The lonely journey

Doubt. It has been nagging at my conscience for some time. Grappling the courage to look at the facts objectively. Doubt is an asset [when you have faith]. And doubt is humbling.

Adoption is complex. It stems from a broken reality. Sitting with the tension can be tiresome. But the tension of this brokenness never goes away.

Who am I to say that adoption is the best thing for this child? In the dawn of strong opinions and lack of empathy, we advocate for our own perspective with viciousness.

People who serve the extremely poor communities are strongly against separating children from their parents, and I commend them for it. (While each circumstance has its facets) It takes a lot of resources, energy and time to shift the direction of these little ones’ lives in the current context of their lives.

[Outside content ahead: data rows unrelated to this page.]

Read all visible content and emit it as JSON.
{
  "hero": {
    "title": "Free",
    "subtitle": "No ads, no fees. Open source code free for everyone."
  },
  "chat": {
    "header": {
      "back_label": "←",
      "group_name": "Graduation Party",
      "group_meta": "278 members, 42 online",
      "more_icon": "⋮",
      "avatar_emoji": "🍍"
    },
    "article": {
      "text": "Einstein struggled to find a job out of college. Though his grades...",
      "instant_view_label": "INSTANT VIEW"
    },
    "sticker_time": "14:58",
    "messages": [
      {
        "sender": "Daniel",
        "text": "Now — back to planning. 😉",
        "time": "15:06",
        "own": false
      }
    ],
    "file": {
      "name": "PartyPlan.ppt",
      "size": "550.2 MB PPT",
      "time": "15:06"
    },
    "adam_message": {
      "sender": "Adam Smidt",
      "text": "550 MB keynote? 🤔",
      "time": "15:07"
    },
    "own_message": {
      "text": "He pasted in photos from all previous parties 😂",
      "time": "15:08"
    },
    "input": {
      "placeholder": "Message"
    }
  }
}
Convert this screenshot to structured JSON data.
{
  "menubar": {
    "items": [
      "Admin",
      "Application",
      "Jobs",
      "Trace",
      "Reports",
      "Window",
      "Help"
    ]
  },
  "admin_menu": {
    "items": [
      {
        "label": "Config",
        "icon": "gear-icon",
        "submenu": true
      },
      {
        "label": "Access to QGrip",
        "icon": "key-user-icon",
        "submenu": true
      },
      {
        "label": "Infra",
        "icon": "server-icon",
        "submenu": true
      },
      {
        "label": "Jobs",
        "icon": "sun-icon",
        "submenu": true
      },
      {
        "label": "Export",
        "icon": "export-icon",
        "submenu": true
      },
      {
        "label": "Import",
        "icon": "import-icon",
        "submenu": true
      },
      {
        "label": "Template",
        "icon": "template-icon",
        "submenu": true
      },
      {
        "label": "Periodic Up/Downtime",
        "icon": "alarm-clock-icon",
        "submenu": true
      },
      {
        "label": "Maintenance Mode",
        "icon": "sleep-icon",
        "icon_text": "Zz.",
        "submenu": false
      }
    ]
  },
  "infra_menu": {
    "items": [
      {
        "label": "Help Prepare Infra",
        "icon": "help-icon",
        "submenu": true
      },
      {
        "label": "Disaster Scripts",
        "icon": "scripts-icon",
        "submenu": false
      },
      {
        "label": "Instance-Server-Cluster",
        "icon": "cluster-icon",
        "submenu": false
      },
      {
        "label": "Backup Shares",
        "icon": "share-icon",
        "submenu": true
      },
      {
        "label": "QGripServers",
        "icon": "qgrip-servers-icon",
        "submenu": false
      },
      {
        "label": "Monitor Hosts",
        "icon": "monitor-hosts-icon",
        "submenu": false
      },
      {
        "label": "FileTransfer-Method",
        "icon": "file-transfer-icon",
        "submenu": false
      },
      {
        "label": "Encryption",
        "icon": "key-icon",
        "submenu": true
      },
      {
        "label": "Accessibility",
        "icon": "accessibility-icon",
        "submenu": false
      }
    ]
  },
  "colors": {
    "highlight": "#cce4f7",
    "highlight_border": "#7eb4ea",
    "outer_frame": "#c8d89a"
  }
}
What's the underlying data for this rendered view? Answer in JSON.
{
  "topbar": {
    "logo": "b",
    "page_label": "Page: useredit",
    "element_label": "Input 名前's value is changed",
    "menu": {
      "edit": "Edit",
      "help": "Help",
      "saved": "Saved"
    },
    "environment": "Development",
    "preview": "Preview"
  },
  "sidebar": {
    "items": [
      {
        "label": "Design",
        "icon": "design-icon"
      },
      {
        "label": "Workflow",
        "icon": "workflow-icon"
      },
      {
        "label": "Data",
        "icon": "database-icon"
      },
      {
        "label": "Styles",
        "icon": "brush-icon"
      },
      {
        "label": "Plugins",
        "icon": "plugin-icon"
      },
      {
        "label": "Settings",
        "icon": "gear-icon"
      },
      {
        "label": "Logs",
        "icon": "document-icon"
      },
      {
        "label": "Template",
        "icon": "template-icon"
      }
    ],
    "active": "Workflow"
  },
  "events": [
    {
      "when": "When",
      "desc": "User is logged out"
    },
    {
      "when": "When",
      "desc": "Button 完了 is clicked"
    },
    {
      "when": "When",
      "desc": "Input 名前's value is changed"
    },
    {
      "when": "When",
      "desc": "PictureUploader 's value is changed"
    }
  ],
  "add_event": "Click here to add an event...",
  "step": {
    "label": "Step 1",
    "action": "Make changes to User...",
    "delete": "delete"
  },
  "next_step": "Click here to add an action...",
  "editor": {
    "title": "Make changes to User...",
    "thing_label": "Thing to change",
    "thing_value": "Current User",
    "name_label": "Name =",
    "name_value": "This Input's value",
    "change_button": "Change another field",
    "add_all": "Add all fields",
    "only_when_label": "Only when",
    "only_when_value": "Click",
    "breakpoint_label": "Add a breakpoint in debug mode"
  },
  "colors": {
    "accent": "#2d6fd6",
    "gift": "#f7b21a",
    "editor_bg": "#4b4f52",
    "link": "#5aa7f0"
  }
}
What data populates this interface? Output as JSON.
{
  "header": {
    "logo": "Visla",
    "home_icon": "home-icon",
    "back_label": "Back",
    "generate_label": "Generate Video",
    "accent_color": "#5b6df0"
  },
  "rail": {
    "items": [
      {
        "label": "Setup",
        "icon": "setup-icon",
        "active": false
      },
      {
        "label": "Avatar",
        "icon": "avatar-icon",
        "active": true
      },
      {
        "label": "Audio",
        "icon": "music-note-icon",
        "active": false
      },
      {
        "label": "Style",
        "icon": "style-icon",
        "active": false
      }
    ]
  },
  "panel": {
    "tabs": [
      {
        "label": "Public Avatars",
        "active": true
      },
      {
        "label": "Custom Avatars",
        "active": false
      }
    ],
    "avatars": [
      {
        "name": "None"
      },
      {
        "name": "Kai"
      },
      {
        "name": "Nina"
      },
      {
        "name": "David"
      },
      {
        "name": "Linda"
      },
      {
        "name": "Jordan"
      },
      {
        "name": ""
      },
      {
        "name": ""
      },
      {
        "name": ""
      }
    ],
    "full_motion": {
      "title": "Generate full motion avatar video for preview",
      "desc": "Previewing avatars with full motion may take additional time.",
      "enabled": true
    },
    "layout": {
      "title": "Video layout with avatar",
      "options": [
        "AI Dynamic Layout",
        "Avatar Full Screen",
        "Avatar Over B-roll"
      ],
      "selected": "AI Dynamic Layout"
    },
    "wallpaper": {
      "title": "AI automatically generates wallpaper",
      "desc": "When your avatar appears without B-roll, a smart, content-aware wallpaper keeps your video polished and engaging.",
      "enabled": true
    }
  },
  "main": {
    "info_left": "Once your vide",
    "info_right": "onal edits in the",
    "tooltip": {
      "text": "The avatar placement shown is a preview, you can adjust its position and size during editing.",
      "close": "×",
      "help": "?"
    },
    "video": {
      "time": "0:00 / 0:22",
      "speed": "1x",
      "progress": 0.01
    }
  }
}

Mothers who see a child being removed from a foster family, they put themselves in the foster family’s shoes, of being separated from a child they’ve come to love and get attached to, and imagine the pain. But it’s not the same as taking a child from his healthy home for imaginary reasons. It’s what foster families signed up for: To be a temporary haven till the child can be adopted. In Romania, after 6 months of fostering a child, the foster family has priority in adoption.

The people who have had a first hand experience with the foster care system, or adoption, be that a good experience or a bad one, their perspective would be hardened into one direction. And we can advocate till the cows come home, if we don’t have the desire to hear another side, if we don’t have an open mind, better known as curiosity. Be curious of the other person’s perspective. And listen.

I know my determination to adopt could easily be misconstrued. I started to doubts my motives as well. Because I don’t fully know the present situation of the biological mom. Can I give her the benefit of the doubt? I sure can try. Reading the perspective of many wonderful Adoptive moms around the world, I force myself to soften my take on things, to give credit, to allow for grace.

My desire to adopt the biological sister is partly selfish. I want to give jackie the gift if sisterhood. And to make it easier for ourselves as they reach adulthood. [In a number of years she will meet some of her siblings for sure, most likely the biological mom as well, if she wants to be found.]
And they will struggle with identity and loneliness. They will go on a quest to find their roots, and to understand where they come from.

Deep down I believe it will be good for them to grow together. Though I value individuality, my intuition about sisterhood makes it clear of what I want to pursue for them.

I also know the details of my first daughter’s rescue. And I have a hard time believing that much has changed. It breaks my heart, but intervening in helping in any way (from where I stand) the biological mom, it’s prohibited by law, for my safety as well as my daughters’ safety and emotional health. And while I wish I could see biological families restored and healthy, and a safe environment to raise children, there is a time to be wise and keep away.

Somewhere in the world, I know there are families, and moms, adoptive moms, who fret over these thoughts. And I’m encouraged to know they exist. I follow them on Instagram. Ironically many are from Texas or California, and I write from Austin today. I don’t mind the loneliness on this journey but I mind being a burden. If you’ve even uttered a prayer for us as you read my thoughts, I’m grateful. I’m encouraged. My heart needs to express itself to breath easy, to be heard, to be seen, and thus is the purpose of this blog.